A bike-sharing system in which bicycles are made available (normally at very low cost) to people on short-term basis, allows people to borrow a bike from point A (a storage hub) and return it at point B.

Omid Seraji, board director, said 200 billion rials ($5 million) was allocated to upgrade or purchase smart bicycles (with GPS and locking systems) for the program by the Tehran City Council, as reported by ISNA.

To encourage bicycles as a mode of transport in the bigger cities like Tehran, Mashhad and Yazd, as part of the clean commute drive, bicycle lending centers were constructed at education centers and in travel zones.
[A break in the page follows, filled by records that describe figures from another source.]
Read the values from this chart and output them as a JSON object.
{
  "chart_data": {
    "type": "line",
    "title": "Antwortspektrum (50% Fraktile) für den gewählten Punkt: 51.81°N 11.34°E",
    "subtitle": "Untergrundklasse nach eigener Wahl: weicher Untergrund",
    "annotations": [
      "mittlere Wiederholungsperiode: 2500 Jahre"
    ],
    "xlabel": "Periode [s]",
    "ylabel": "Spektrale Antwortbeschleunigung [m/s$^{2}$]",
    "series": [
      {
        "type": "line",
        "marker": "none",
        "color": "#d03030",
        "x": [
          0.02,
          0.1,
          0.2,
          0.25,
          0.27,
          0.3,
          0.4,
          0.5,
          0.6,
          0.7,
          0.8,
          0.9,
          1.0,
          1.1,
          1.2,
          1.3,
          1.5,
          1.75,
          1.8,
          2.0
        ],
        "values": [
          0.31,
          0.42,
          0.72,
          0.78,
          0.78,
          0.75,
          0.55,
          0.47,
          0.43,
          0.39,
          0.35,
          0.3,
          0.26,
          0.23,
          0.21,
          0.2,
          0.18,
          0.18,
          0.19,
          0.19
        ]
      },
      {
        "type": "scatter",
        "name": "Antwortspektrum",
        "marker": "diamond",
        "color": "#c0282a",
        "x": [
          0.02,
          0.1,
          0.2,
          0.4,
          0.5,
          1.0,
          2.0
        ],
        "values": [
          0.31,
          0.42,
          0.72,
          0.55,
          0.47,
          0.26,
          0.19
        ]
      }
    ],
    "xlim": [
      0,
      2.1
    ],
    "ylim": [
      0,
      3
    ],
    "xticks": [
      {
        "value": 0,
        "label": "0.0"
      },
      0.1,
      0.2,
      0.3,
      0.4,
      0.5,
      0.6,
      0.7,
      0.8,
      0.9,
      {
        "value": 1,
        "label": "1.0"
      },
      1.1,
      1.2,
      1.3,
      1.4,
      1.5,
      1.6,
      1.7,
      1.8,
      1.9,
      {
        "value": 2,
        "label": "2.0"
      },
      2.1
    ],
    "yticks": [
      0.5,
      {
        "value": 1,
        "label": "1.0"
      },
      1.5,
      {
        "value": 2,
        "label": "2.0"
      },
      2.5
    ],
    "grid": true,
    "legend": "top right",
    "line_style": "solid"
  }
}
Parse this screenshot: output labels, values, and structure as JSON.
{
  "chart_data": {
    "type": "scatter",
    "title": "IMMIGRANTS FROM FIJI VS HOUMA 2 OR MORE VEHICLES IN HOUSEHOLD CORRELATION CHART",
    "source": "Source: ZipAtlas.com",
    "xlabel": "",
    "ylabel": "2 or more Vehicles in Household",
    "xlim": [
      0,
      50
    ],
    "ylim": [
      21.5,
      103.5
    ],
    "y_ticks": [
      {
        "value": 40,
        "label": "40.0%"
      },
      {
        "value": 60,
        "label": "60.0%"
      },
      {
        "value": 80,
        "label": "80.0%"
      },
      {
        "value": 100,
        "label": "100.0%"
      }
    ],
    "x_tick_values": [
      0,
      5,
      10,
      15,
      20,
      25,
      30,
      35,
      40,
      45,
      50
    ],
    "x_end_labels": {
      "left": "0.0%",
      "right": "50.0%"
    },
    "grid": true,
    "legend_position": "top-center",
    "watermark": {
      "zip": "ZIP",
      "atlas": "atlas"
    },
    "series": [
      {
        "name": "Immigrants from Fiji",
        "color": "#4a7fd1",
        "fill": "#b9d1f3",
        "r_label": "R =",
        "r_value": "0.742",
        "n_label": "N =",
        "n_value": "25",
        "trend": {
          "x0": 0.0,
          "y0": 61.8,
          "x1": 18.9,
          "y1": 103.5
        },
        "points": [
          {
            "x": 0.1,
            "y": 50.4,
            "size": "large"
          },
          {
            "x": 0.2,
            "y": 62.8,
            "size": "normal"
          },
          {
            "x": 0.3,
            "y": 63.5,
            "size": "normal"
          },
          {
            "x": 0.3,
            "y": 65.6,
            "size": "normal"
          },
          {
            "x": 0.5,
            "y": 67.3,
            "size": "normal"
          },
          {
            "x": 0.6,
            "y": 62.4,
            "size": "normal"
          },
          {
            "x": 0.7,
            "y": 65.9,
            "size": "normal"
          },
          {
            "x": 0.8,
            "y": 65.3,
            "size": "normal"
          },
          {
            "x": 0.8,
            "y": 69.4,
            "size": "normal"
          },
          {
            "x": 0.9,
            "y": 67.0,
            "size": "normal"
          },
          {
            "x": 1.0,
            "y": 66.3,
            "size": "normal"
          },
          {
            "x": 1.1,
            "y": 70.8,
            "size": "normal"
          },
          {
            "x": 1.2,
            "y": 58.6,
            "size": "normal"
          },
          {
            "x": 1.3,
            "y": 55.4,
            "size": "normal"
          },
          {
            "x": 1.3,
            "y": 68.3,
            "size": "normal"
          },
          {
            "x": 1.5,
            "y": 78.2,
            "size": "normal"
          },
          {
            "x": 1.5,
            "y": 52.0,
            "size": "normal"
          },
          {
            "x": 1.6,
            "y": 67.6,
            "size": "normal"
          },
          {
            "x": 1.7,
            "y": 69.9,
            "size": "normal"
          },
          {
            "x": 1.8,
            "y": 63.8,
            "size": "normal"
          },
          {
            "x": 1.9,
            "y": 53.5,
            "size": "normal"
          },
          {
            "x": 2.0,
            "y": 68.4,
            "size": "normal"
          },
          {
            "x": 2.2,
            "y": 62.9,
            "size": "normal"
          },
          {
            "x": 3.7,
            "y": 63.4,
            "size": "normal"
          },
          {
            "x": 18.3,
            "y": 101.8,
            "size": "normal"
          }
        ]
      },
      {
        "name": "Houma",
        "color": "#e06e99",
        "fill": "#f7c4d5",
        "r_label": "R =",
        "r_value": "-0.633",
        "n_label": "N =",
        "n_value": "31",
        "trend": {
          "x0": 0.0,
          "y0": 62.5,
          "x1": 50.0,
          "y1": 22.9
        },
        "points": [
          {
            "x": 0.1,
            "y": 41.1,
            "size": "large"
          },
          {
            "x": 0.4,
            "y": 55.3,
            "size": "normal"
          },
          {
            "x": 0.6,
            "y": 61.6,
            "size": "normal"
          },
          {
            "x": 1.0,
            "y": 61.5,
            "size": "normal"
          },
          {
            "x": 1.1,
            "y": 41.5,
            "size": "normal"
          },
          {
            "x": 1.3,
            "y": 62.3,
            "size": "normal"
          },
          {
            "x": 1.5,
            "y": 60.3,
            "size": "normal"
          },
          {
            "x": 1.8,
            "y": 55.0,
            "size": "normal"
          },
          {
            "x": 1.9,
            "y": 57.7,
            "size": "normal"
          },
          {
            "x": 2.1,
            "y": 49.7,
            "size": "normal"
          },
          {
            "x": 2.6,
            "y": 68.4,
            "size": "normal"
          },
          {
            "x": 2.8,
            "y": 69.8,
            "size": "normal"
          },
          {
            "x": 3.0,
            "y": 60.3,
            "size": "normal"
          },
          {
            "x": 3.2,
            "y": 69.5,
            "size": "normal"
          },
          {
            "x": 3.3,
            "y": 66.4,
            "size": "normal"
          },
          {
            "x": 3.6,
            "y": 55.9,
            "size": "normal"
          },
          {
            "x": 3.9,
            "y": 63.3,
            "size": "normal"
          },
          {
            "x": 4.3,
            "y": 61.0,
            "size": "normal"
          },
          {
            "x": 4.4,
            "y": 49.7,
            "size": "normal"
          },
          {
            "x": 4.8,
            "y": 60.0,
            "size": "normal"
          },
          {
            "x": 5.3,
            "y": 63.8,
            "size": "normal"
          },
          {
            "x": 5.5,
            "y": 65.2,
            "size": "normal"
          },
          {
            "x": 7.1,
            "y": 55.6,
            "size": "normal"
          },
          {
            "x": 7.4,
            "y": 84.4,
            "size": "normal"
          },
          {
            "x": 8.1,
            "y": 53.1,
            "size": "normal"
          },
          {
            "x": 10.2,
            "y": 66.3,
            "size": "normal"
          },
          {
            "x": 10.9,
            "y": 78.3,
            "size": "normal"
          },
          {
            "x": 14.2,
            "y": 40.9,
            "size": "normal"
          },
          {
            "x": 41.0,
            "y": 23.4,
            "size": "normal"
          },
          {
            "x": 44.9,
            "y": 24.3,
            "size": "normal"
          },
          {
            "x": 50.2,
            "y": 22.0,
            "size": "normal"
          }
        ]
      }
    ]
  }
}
Although the stations have been set up at busy intersections in Tehran (and the other cities), the project never really took off and the bikes just remained a showpiece as few people chose to commute by bicycles.

In Tehran, 50 terminals were set up across the city mostly in crowded downtown areas and near interchange subway stations and tourist sites that offer a total of 7,000 gearless bicycles. The stations are still situated at several main city squares including 7-e-Tir, Tohid, Enqelab, and Azadi.

However, the system seemed to have failed to bring about the desired results as there were also a number of shortcomings in the scheme in terms of returning and retrieval of the bikes.

The only city that seems to have succeeded somewhat in using bicycles as a means of regular transport is the central Iranian city of Isfahan, known as the country’s cycling capital.

Only bicycles are allowed to ply some of the city’s main roads during certain hours of the day. Isfahan’s local politicians as well as city councilors are also famous for using bicycle as a means of transport.

   Promises Unfulfilled

Deputy Head of Tehran Transport and Traffic Department, Jafar Tashakkori Hashemi had promised in October 2014 that his department was looking to construct bike racks instead of bicycle lending centers across the city, IRNA reported at the time. But that promise, too, does not seem to have been kept.

Bike racks are more efficient because within this system, bicycle users normally use a subscription system where a bike is rented via a mobile phone call or the mobile app, which provides the locking code and times the usage. The system eliminates the need for returning the bike to a particular station (in exchange for personal ID) and the bike can be left at any docking station across the city using the locking code generated by the mobile phone app.

While many people in the big overcrowded cities spend  hours stuck in traffic jams, using bicycles is good for people’s physical and psychological health and also less stressful in the crowded streets.

A few years ago, to find out which cities provide cyclists with better services and amenities, a study was conducted on the directive of a bicycle company located in the Danish capital, Copenhagen, to rank the world’s metropolises in terms of their degree of commitment to developing and implementing bicycle-friendly policies.

The results of the study showed that only three non-European cities ranked among the world’s top 20 best metropolises for cyclists while Iranian cities were not even among the world’s top 100 cities in this regard.